Kedua, leader memerankan diri sebagai quality control, yang aktif dalam "mengawal" perjalanan penanganan perkara. Media yang bisa digunakan berupa ekspose atau gelar perkara yang sudah menjadi tradisi. Hanya pada titik ini ekspose bukan sekedar membahas progress perkara, namun mengupayakan menemukan atas solusi yang dihadapi serta adanya terobosan-terobosan sebagai upaya akselerasi penanganan perkara. Dengan adanya upaya ini, target bisa tercapai bukan karena mobilitas dari Tim berserta unit supporting, namun langsung terback-up oleh leader.
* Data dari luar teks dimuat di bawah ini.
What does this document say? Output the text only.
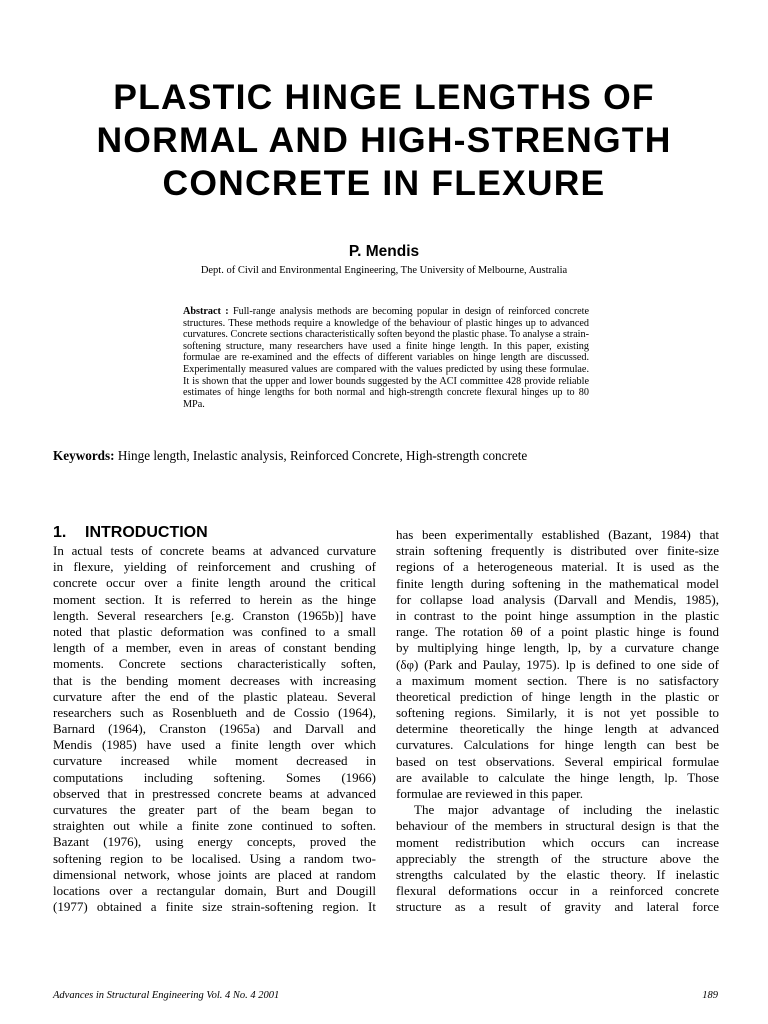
PLASTIC HINGE LENGTHS OF
NORMAL AND HIGH-STRENGTH
CONCRETE IN FLEXURE
P. Mendis
Dept. of Civil and Environmental Engineering, The University of Melbourne, Australia
Abstract : Full-range analysis methods are becoming popular in design of reinforced concrete structures. These methods require a knowledge of the behaviour of plastic hinges up to advanced curvatures. Concrete sections characteristically soften beyond the plastic phase. To analyse a strain-softening structure, many researchers have used a finite hinge length. In this paper, existing formulae are re-examined and the effects of different variables on hinge length are discussed. Experimentally measured values are compared with the values predicted by using these formulae. It is shown that the upper and lower bounds suggested by the ACI committee 428 provide reliable estimates of hinge lengths for both normal and high-strength concrete flexural hinges up to 80 MPa.
Keywords: Hinge length, Inelastic analysis, Reinforced Concrete, High-strength concrete
1. INTRODUCTION
In actual tests of concrete beams at advanced curvature
in flexure, yielding of reinforcement and crushing of
concrete occur over a finite length around the critical
moment section. It is referred to herein as the hinge
length. Several researchers [e.g. Cranston (1965b)] have
noted that plastic deformation was confined to a small
length of a member, even in areas of constant bending
moments. Concrete sections characteristically soften,
that is the bending moment decreases with increasing
curvature after the end of the plastic plateau. Several
researchers such as Rosenblueth and de Cossio (1964),
Barnard (1964), Cranston (1965a) and Darvall and
Mendis (1985) have used a finite length over which
curvature increased while moment decreased in
computations including softening. Somes (1966)
observed that in prestressed concrete beams at advanced
curvatures the greater part of the beam began to
straighten out while a finite zone continued to soften.
Bazant (1976), using energy concepts, proved the
softening region to be localised. Using a random two-
dimensional network, whose joints are placed at random
locations over a rectangular domain, Burt and Dougill
(1977) obtained a finite size strain-softening region. It
has been experimentally established (Bazant, 1984) that
strain softening frequently is distributed over finite-size
regions of a heterogeneous material. It is used as the
finite length during softening in the mathematical model
for collapse load analysis (Darvall and Mendis, 1985),
in contrast to the point hinge assumption in the plastic
range. The rotation δθ of a point plastic hinge is found
by multiplying hinge length, lp, by a curvature change
(δφ) (Park and Paulay, 1975). lp is defined to one side of
a maximum moment section. There is no satisfactory
theoretical prediction of hinge length in the plastic or
softening regions. Similarly, it is not yet possible to
determine theoretically the hinge length at advanced
curvatures. Calculations for hinge length can best be
based on test observations. Several empirical formulae
are available to calculate the hinge length, lp. Those
formulae are reviewed in this paper.
The major advantage of including the inelastic
behaviour of the members in structural design is that the
moment redistribution which occurs can increase
appreciably the strength of the structure above the
strengths calculated by the elastic theory. If inelastic
flexural deformations occur in a reinforced concrete
structure as a result of gravity and lateral force
Advances in Structural Engineering Vol. 4 No. 4 2001	189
Dalam referensi rekayasa dan manufaktur, sebagaimana dikutip dari wikipidea, pengendali mutu atau pengendali kualitas melibatkan pengembangan sistem untuk memastikan bahwa produk dan jasa dirancang dan diproduksi untuk memenuhi atau melampui persyaratan dari pelanggan maupun produsen sendiri.
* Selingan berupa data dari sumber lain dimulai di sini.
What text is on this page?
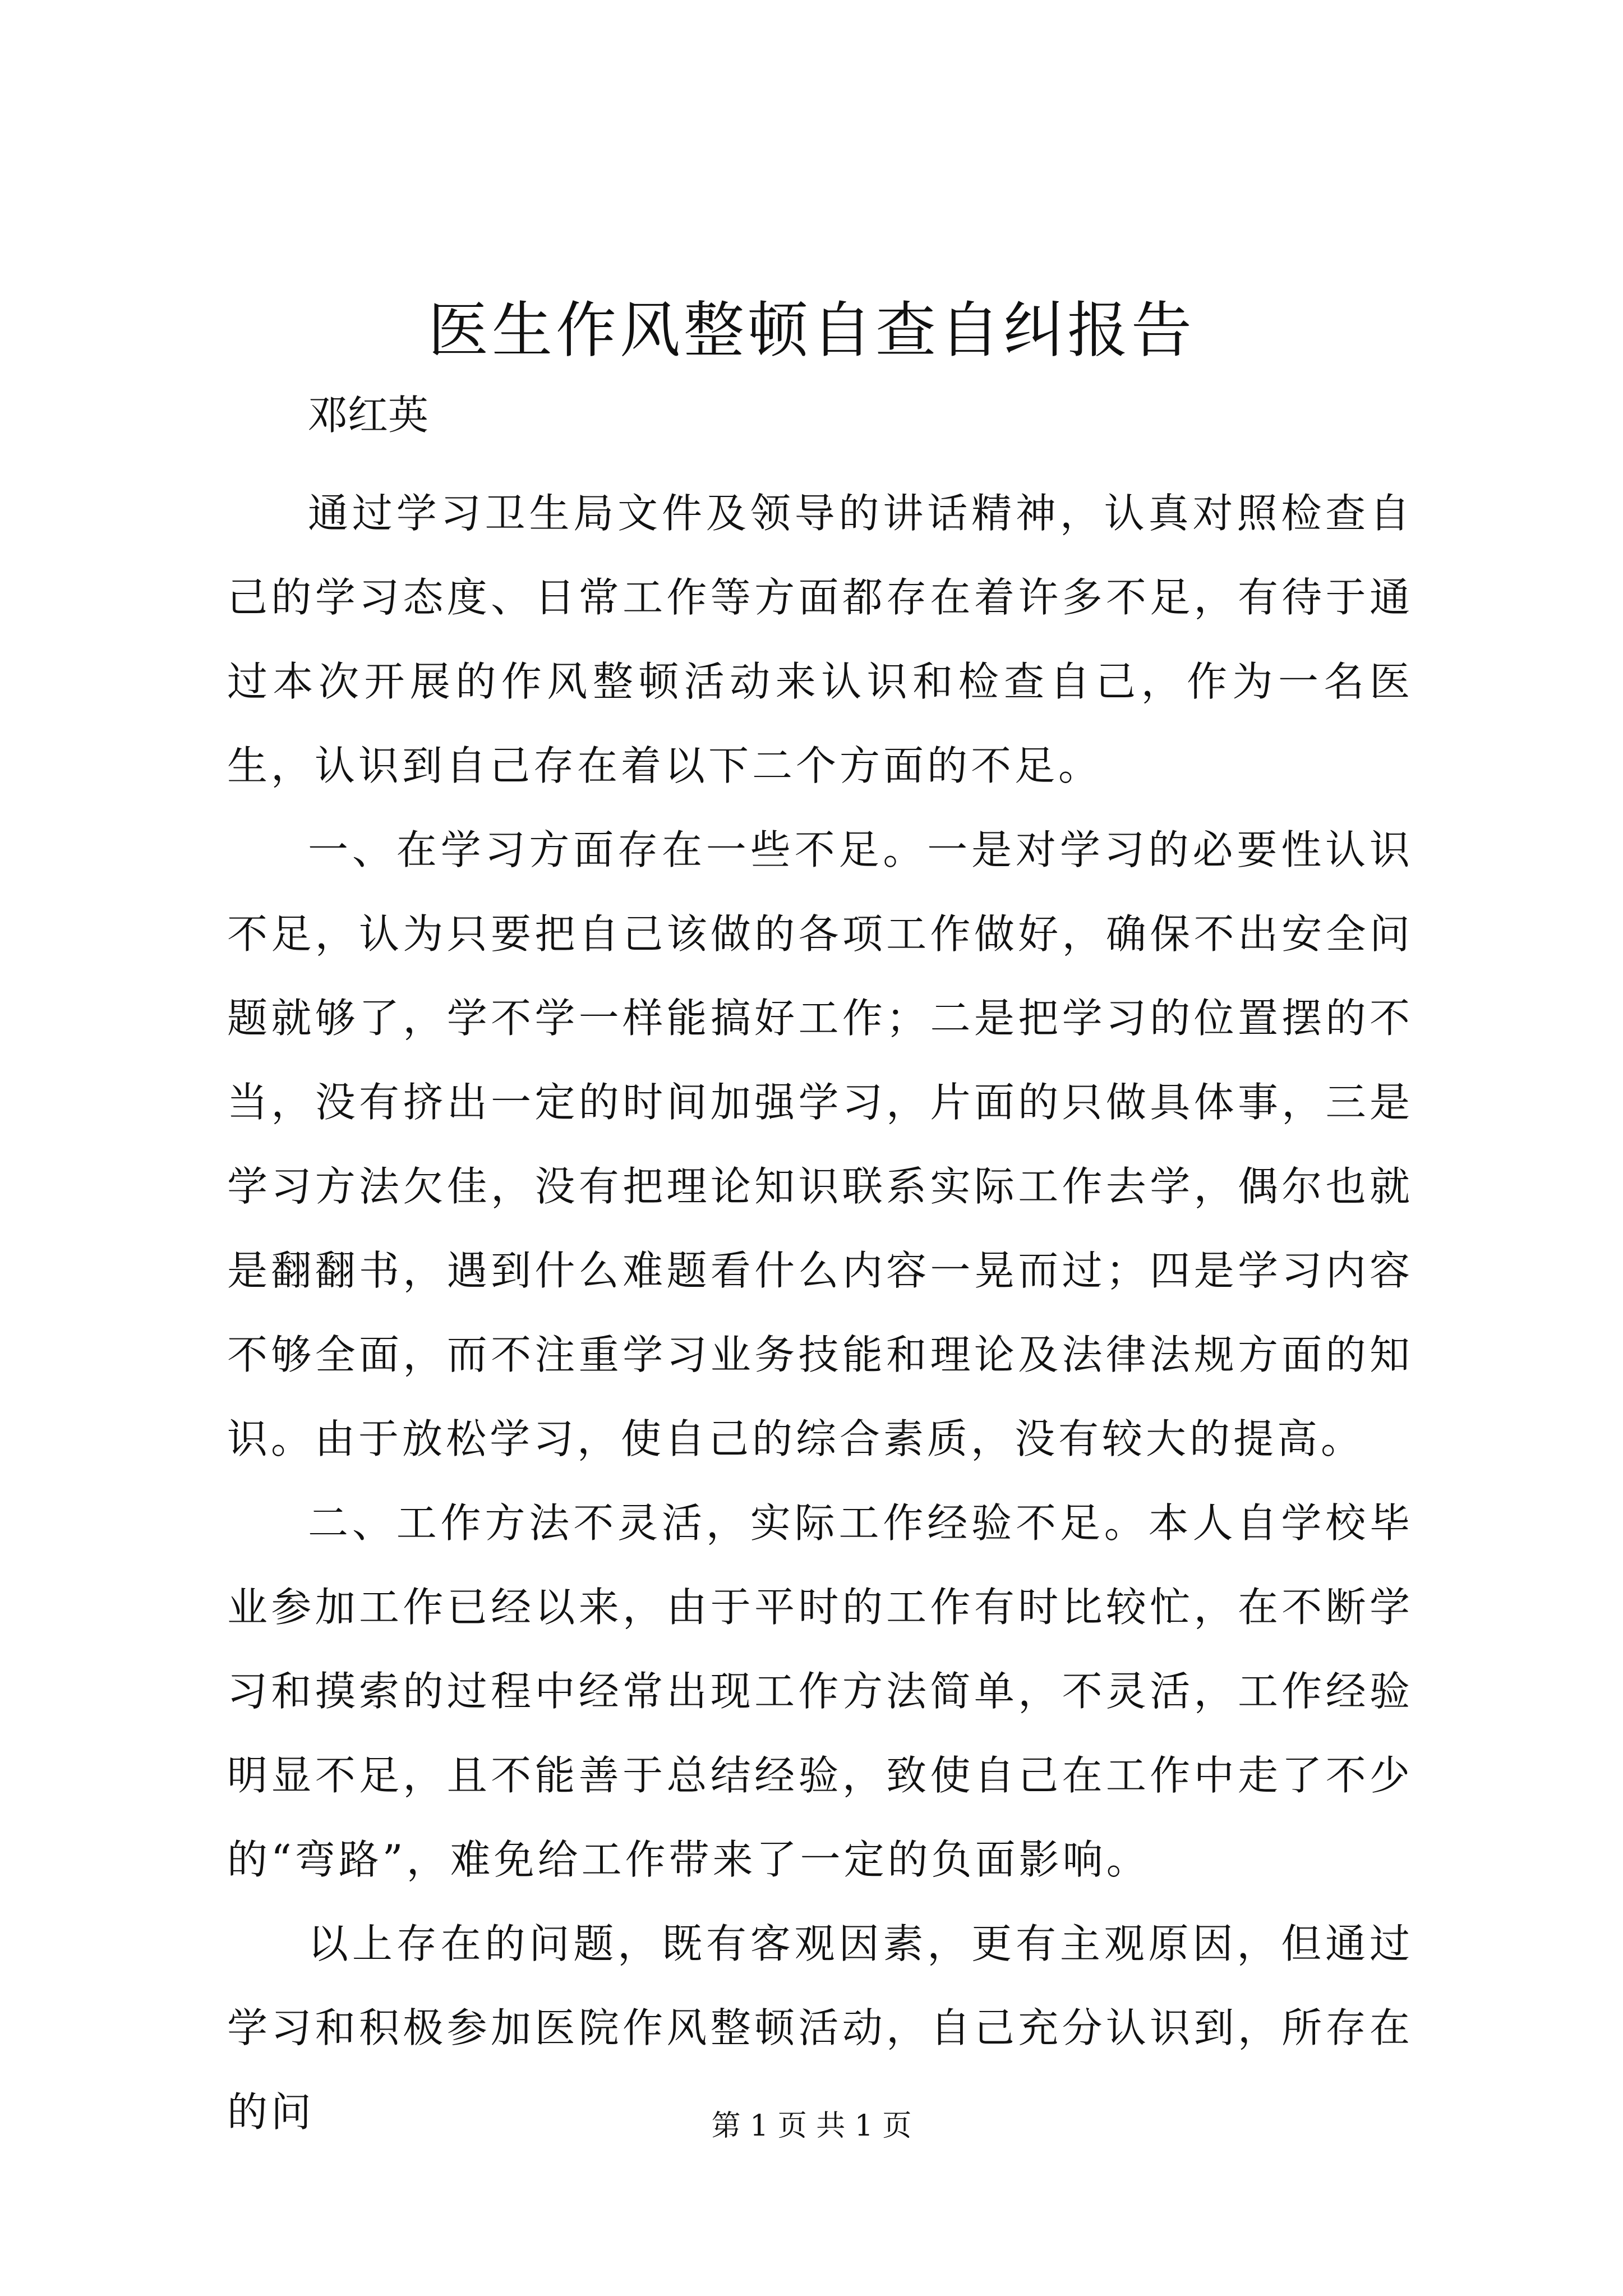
医生作风整顿自查自纠报告
邓红英

通过学习卫生局文件及领导的讲话精神，认真对照检查自己的学习态度、日常工作等方面都存在着许多不足，有待于通过本次开展的作风整顿活动来认识和检查自己，作为一名医生，认识到自己存在着以下二个方面的不足。

一、在学习方面存在一些不足。一是对学习的必要性认识不足，认为只要把自己该做的各项工作做好，确保不出安全问题就够了，学不学一样能搞好工作；二是把学习的位置摆的不当，没有挤出一定的时间加强学习，片面的只做具体事，三是学习方法欠佳，没有把理论知识联系实际工作去学，偶尔也就是翻翻书，遇到什么难题看什么内容一晃而过；四是学习内容不够全面，而不注重学习业务技能和理论及法律法规方面的知识。由于放松学习，使自己的综合素质，没有较大的提高。

二、工作方法不灵活，实际工作经验不足。本人自学校毕业参加工作已经以来，由于平时的工作有时比较忙，在不断学习和摸索的过程中经常出现工作方法简单，不灵活，工作经验明显不足，且不能善于总结经验，致使自己在工作中走了不少的“弯路”，难免给工作带来了一定的负面影响。

以上存在的问题，既有客观因素，更有主观原因，但通过学习和积极参加医院作风整顿活动，自己充分认识到，所存在的问	第 1 页 共 1 页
Ini menjadi analog, leader bukan sekedar melakukan pengawalan atas progress perkara, namun memastikan bisa efektifnya proses penyidikan The Big-Fish tadi. Aktifnya leader ini memberikan dampak psikologis serta responblility yang besar bagi Tim untuk menyelesaikan perkara. Seolah selalu memperoleh "darah segar" untuk memenuhi target.
Ketiga, suntikan motivasi dan dukungan yang selalu diberikan leader, dalam situasi dan kondisi bagaimanapun. Sangat dimungkinkan terjadi, penanganan perkara The Big-Fish, akan ada tekanan-tekanan baik internal maupun eksternal. Pada posisi seperti ini, peran leader sebagai katalisator segala bentuk intervansi tadi, sehingga Tim akan memeroleh dukungan moril dan tidak goyah menghadapi pressure atau tekanan-tekanan tadi.
Terkait penanganan perkara The Big Fish, bisa dipastikan KPK akan mendapat support dan dukungan dari publik. Maka, transparansi setiap progres sangat dibutuhkan. Publik akan berada di belakang setiap langkah KPK dalam penegakan hukum, karena hakikatnya korupsi bukan masalah yang menjadi tugas KPK, namun melibatkan peran masyarakat di dalamnya. Hal ini disadari karena perbuatan korupsi, sangat merugikan hak-hak warga negara. Hak untuk hidup sejahtera, hak menikmati pendidikan, kesehatan dan semua aspek kehidupan lain, menjadi terganggu dan digerogoti oleh koruptor. Inilah makanya koruptor dipastikan menjadi public enemy, dan ini menjadi kekuatan moril yang besar bagi KPK.
Oleh karenanya, wajar bila publik akan menilai bagaimana keseriusan KPK, lembaga anti rasuah negeri ini ke depannya, pascakritik dari Dewas maupun eksternal, seperti MAKI dalam "mengulang sejarah" menangkap The Big Fish.
Artikel ini semoga menjadi autokritik dan memberikan se-noktah harapan tersebut.